Então, abrindo o postigo, num gesto rápido e preciso,
o guarda atirava a caixinha para dentro do compartimento, fechando-o
imediatamente depois. Porém esse curto intervalo era suficiente para deixar
passar o grito aterrorizado dos condenados à morte.
—Nunca — disse Israel — poderei esquecer
aquele terrível grito coletivo de morte. Seu som agudo me perseguiu durante
semanas e semanas. Várias vezes tive intenção de me suicidar.
Uma vez limpa a câmara pelos possantes ventiladores
começava a verdadeira tarefa de Israel, isto é, o transporte dos mortos para os
fornos crematórios. As vezes pegava-os pelas pernas, outras vezes pela cabeça.

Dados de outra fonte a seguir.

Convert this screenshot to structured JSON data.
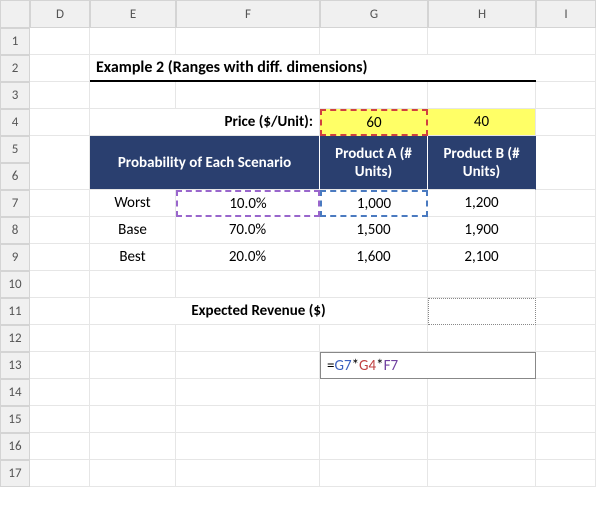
{
  "columns": [
    "D",
    "E",
    "F",
    "G",
    "H",
    "I"
  ],
  "rows": [
    "1",
    "2",
    "3",
    "4",
    "5",
    "6",
    "7",
    "8",
    "9",
    "10",
    "11",
    "12",
    "13",
    "14",
    "15",
    "16",
    "17"
  ],
  "title": "Example 2 (Ranges with diff. dimensions)",
  "price_label": "Price ($/Unit):",
  "price_a": "60",
  "price_b": "40",
  "hdr_scenario": "Probability of Each Scenario",
  "hdr_prod_a": "Product A (# Units)",
  "hdr_prod_b": "Product B (# Units)",
  "scenarios": [
    {
      "name": "Worst",
      "prob": "10.0%",
      "a": "1,000",
      "b": "1,200"
    },
    {
      "name": "Base",
      "prob": "70.0%",
      "a": "1,500",
      "b": "1,900"
    },
    {
      "name": "Best",
      "prob": "20.0%",
      "a": "1,600",
      "b": "2,100"
    }
  ],
  "expected_label": "Expected Revenue ($)",
  "formula": {
    "eq": "=G7*G4*F7",
    "r1": "G7",
    "r2": "G4",
    "r3": "F7"
  },
  "chart_data": {
    "type": "table",
    "prices": {
      "Product A": 60,
      "Product B": 40
    },
    "scenarios": {
      "Worst": {
        "probability": 0.1,
        "Product A units": 1000,
        "Product B units": 1200
      },
      "Base": {
        "probability": 0.7,
        "Product A units": 1500,
        "Product B units": 1900
      },
      "Best": {
        "probability": 0.2,
        "Product A units": 1600,
        "Product B units": 2100
      }
    }
  }
}
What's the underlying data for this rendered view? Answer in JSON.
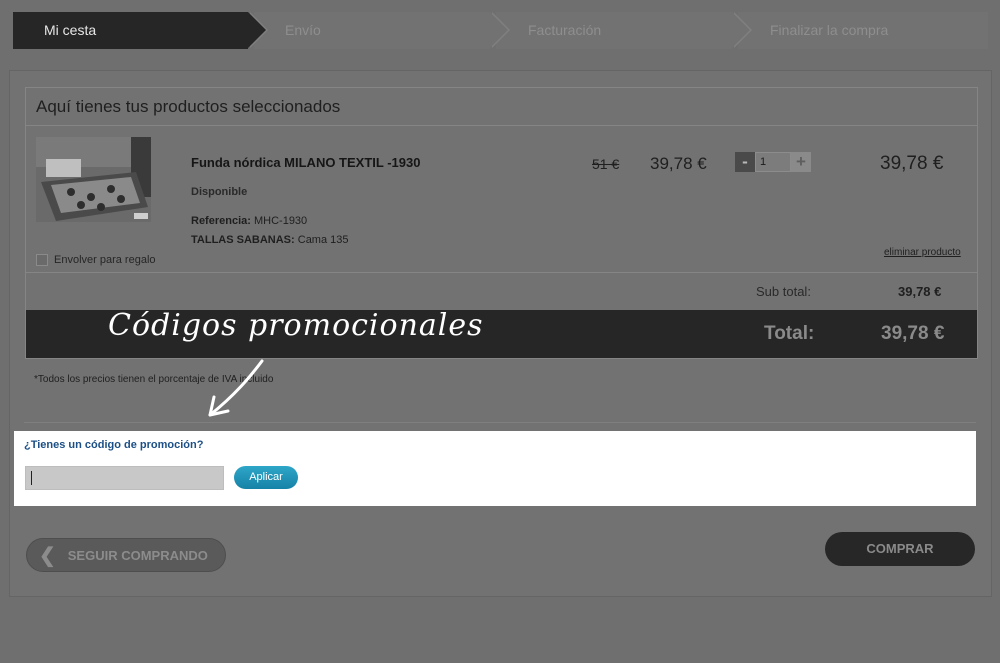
{
  "steps": [
    {
      "label": "Mi cesta"
    },
    {
      "label": "Envío"
    },
    {
      "label": "Facturación"
    },
    {
      "label": "Finalizar la compra"
    }
  ],
  "cart": {
    "title": "Aquí tienes tus productos seleccionados",
    "product": {
      "name": "Funda nórdica MILANO TEXTIL -1930",
      "status": "Disponible",
      "ref_label": "Referencia:",
      "ref_value": "MHC-1930",
      "size_label": "TALLAS SABANAS:",
      "size_value": "Cama 135",
      "old_price": "51 €",
      "price": "39,78 €",
      "quantity": "1",
      "line_total": "39,78 €",
      "remove_label": "eliminar producto",
      "gift_label": "Envolver para regalo"
    },
    "qty_minus": "-",
    "qty_plus": "+",
    "subtotal_label": "Sub total:",
    "subtotal_value": "39,78 €",
    "total_label": "Total:",
    "total_value": "39,78 €",
    "vat_note": "*Todos los precios tienen el porcentaje de IVA incluido"
  },
  "annotation": "Códigos promocionales",
  "promo": {
    "title": "¿Tienes un código de promoción?",
    "input_value": "",
    "apply_label": "Aplicar"
  },
  "actions": {
    "back_label": "SEGUIR COMPRANDO",
    "buy_label": "COMPRAR"
  },
  "colors": {
    "promo_link": "#1b4f86",
    "apply_button": "#1c93b8",
    "highlight": "#ffffff"
  }
}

Era como vinham. O companheiro ajudando. O guarda SS berrando, fazendo voar o
cassetete: "Depressa! Depressa, porcos!"
Da fronte de Israel, o suor escorria em gotas grossas
e frias enquanto pegava os corpos, balançando-os sempre da mesma maneira: um de
cada lado, o terceiro em cima, no carrinho-maca. Corpos de velhos, corpos
emagrecidos pela fome, corpos de mulheres jovens, de mulheres velhas, de
crianças. Milhares de corpos. A expressão, na maioria dos rostos, era de
serenidade. Alguns tinham as bocas abertas como num último brado de terror.
Israel
já tinha visto muitos rostos. De fato, fazia questão de sempre lançar um olhar
rápido na face pertencente ao corpo que manejava, antes de atirá-lo no
carrinho. Questão de hábito. Um ritual automático, que lhe permitia saber se a
vítima seria, por acaso, de sua cidade natal. Realmente, já queimara muitos
habitantes de Radom, a cidade onde nascera. O alfaiate Wichszniansky, por
exemplo, com as suas sobrancelhas brancas e espessas; a senhora Ljublyanskaya,
esposa do fabricante de tecidos que, por incrível que pareça, escapara com o
seu brilhante "solitário" intacto; os seus dois primos.

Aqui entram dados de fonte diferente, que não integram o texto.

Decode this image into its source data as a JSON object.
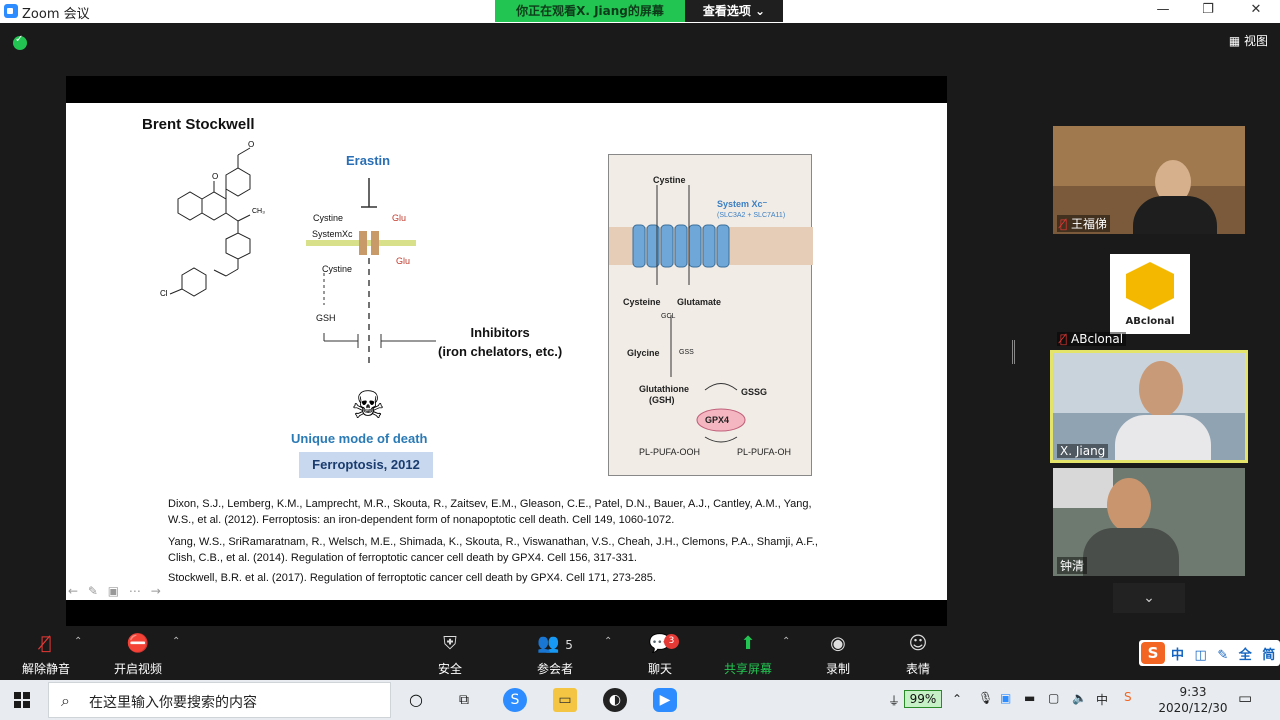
{
  "window": {
    "title": "Zoom 会议",
    "minimize": "—",
    "maximize": "❐",
    "close": "✕"
  },
  "banner": {
    "watching": "你正在观看X. Jiang的屏幕",
    "view_options": "查看选项 ⌄"
  },
  "view_button": "▦ 视图",
  "slide": {
    "author": "Brent Stockwell",
    "erastin": "Erastin",
    "cystine_top": "Cystine",
    "system_xc": "SystemXc",
    "glu1": "Glu",
    "glu2": "Glu",
    "cystine_bottom": "Cystine",
    "gsh": "GSH",
    "inhibitors_line1": "Inhibitors",
    "inhibitors_line2": "(iron chelators, etc.)",
    "unique_mode": "Unique mode of death",
    "ferroptosis": "Ferroptosis, 2012",
    "panel": {
      "cystine": "Cystine",
      "system": "System Xc⁻",
      "system_sub": "(SLC3A2 + SLC7A11)",
      "cysteine": "Cysteine",
      "glutamate": "Glutamate",
      "gcl": "GCL",
      "glycine": "Glycine",
      "gss": "GSS",
      "glutathione": "Glutathione",
      "gsh": "(GSH)",
      "gssg": "GSSG",
      "gpx4": "GPX4",
      "pl_pufa_ooh": "PL-PUFA-OOH",
      "pl_pufa_oh": "PL-PUFA-OH"
    },
    "refs": [
      "Dixon, S.J., Lemberg, K.M., Lamprecht, M.R., Skouta, R., Zaitsev, E.M., Gleason, C.E., Patel, D.N., Bauer, A.J., Cantley, A.M., Yang, W.S., et al. (2012). Ferroptosis: an iron-dependent form of nonapoptotic cell death. Cell 149, 1060-1072.",
      "Yang, W.S., SriRamaratnam, R., Welsch, M.E., Shimada, K., Skouta, R., Viswanathan, V.S., Cheah, J.H., Clemons, P.A., Shamji, A.F., Clish, C.B., et al. (2014). Regulation of ferroptotic cancer cell death by GPX4. Cell 156, 317-331.",
      "Stockwell, B.R. et al. (2017). Regulation of ferroptotic cancer cell death by GPX4. Cell 171, 273-285."
    ],
    "nav": "← ✎ ▣ ⋯ →"
  },
  "participants": [
    {
      "name": "王福俤",
      "muted": true
    },
    {
      "name": "ABclonal",
      "muted": true,
      "logo_text": "ABclonal"
    },
    {
      "name": "X. Jiang",
      "active": true
    },
    {
      "name": "钟清"
    }
  ],
  "toolbar": {
    "unmute": "解除静音",
    "start_video": "开启视频",
    "security": "安全",
    "participants": "参会者",
    "participants_count": "5",
    "chat": "聊天",
    "chat_badge": "3",
    "share": "共享屏幕",
    "record": "录制",
    "reactions": "表情"
  },
  "ime": {
    "logo": "S",
    "text": "中 ◫ ✎ 全 简"
  },
  "taskbar": {
    "search_placeholder": "在这里输入你要搜索的内容",
    "battery": "99%",
    "ime_indicator": "中",
    "time": "9:33",
    "date": "2020/12/30"
  },
  "colors": {
    "zoom_blue": "#2d8cff",
    "banner_green": "#23c552",
    "active_border": "#e4e46a",
    "badge_red": "#e53935"
  }
}
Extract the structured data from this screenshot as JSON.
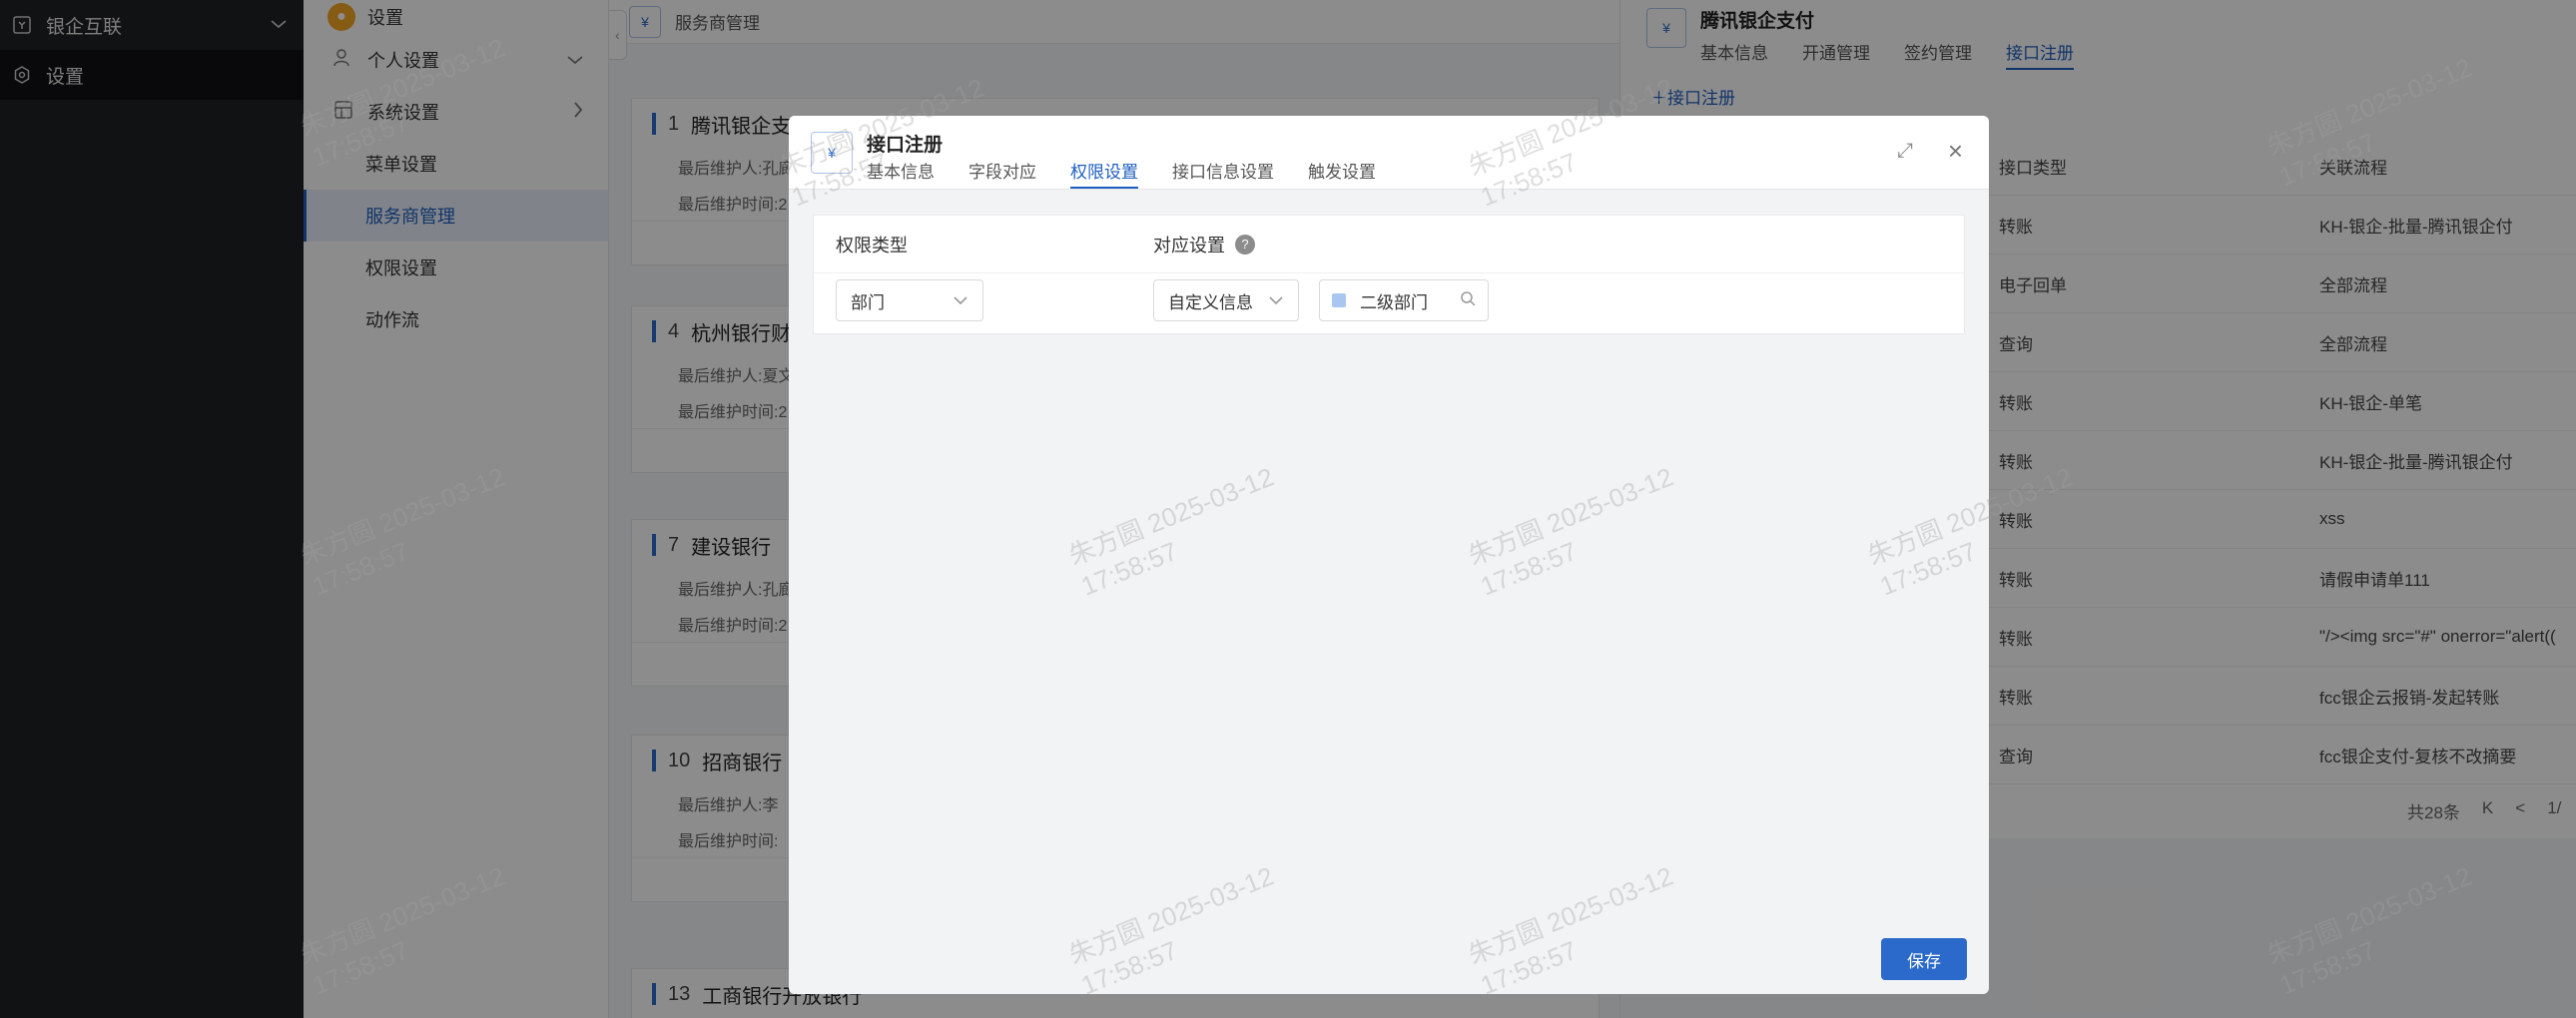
{
  "nav": {
    "items": [
      {
        "label": "银企互联",
        "icon": "bank-link-icon"
      },
      {
        "label": "设置",
        "icon": "gear-icon"
      }
    ]
  },
  "sidebar": {
    "header": "设置",
    "groups": [
      {
        "label": "个人设置"
      },
      {
        "label": "系统设置"
      }
    ],
    "subs": [
      "菜单设置",
      "服务商管理",
      "权限设置",
      "动作流"
    ]
  },
  "list": {
    "title": "服务商管理",
    "cards": [
      {
        "num": "1",
        "name": "腾讯银企支",
        "maintainer": "最后维护人:孔廊",
        "time": "最后维护时间:2"
      },
      {
        "num": "4",
        "name": "杭州银行财",
        "maintainer": "最后维护人:夏文",
        "time": "最后维护时间:2"
      },
      {
        "num": "7",
        "name": "建设银行",
        "maintainer": "最后维护人:孔廊",
        "time": "最后维护时间:2"
      },
      {
        "num": "10",
        "name": "招商银行",
        "maintainer": "最后维护人:李",
        "time": "最后维护时间:"
      },
      {
        "num": "13",
        "name": "工商银行开放银行",
        "maintainer": "",
        "time": ""
      }
    ]
  },
  "right": {
    "title": "腾讯银企支付",
    "tabs": [
      "基本信息",
      "开通管理",
      "签约管理",
      "接口注册"
    ],
    "add_label": "接口注册",
    "columns": [
      "接口类型",
      "关联流程"
    ],
    "rows": [
      [
        "转账",
        "KH-银企-批量-腾讯银企付"
      ],
      [
        "电子回单",
        "全部流程"
      ],
      [
        "查询",
        "全部流程"
      ],
      [
        "转账",
        "KH-银企-单笔"
      ],
      [
        "转账",
        "KH-银企-批量-腾讯银企付"
      ],
      [
        "转账",
        "xss"
      ],
      [
        "转账",
        "请假申请单111"
      ],
      [
        "转账",
        "\"/><img src=\"#\" onerror=\"alert(("
      ],
      [
        "转账",
        "fcc银企云报销-发起转账"
      ],
      [
        "查询",
        "fcc银企支付-复核不改摘要"
      ]
    ],
    "pager": {
      "total": "共28条",
      "first": "K",
      "prev": "<",
      "page": "1/"
    }
  },
  "modal": {
    "title": "接口注册",
    "tabs": [
      "基本信息",
      "字段对应",
      "权限设置",
      "接口信息设置",
      "触发设置"
    ],
    "active_tab": 2,
    "col_permission_type": "权限类型",
    "col_mapping": "对应设置",
    "permission_type_value": "部门",
    "mapping_value": "自定义信息",
    "tag_value": "二级部门",
    "save_label": "保存"
  },
  "watermark": {
    "name": "朱方圆",
    "date": "2025-03-12",
    "time": "17:58:57"
  }
}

Ele ainda podia lembrar-se das perguntas ansiosas no
dia em que haviam chegado a Auschwitz: "Será
verdade que vamos ser queimados? Será verdade mesmo que nos trouxeram para cá
para sermos exterminados?"
Israel nunca lhes dissera a verdade. Em primeiro
lugar: era estritamente proibido relatar o que estava acontecendo em Auschwitz;
em segundo: para quê? Pensando bem, era talvez melhor que as vítimas
permanecessem na ignorância de seu triste destino. Assim, procurando
acalmá-los, ele costumava dizer: "Olhem para mim. Vocês sabem há quanto
tempo estou aqui e podem ver que estou bem vivo. Vocês também têm probabilidade
de sobreviver... " E nos olhos deles se acendia a chama de uma nova
esperança.
—Estranho — disse Israel — com que felicidade revive a
esperança, mesmo naqueles que esperam a morte certa. Não há pessoa mais crédula
do que um homem condenado. Um dia, — murmurou ele — acabava de pegar pelos pés
uma velha mulher, olhando como de costume para o seu rosto, ao atirá-la na
carreta. E o meu coração quase parou. Era minha mãe.
Agarrou os pés de sua mãe como se estivesse fazendo um
esforço inútil para segurá-la. No mesmo instante sentiu o golpe feroz do
cassetete do guarda SS, quase desfalecendo de dor: "Depressa, cachorro!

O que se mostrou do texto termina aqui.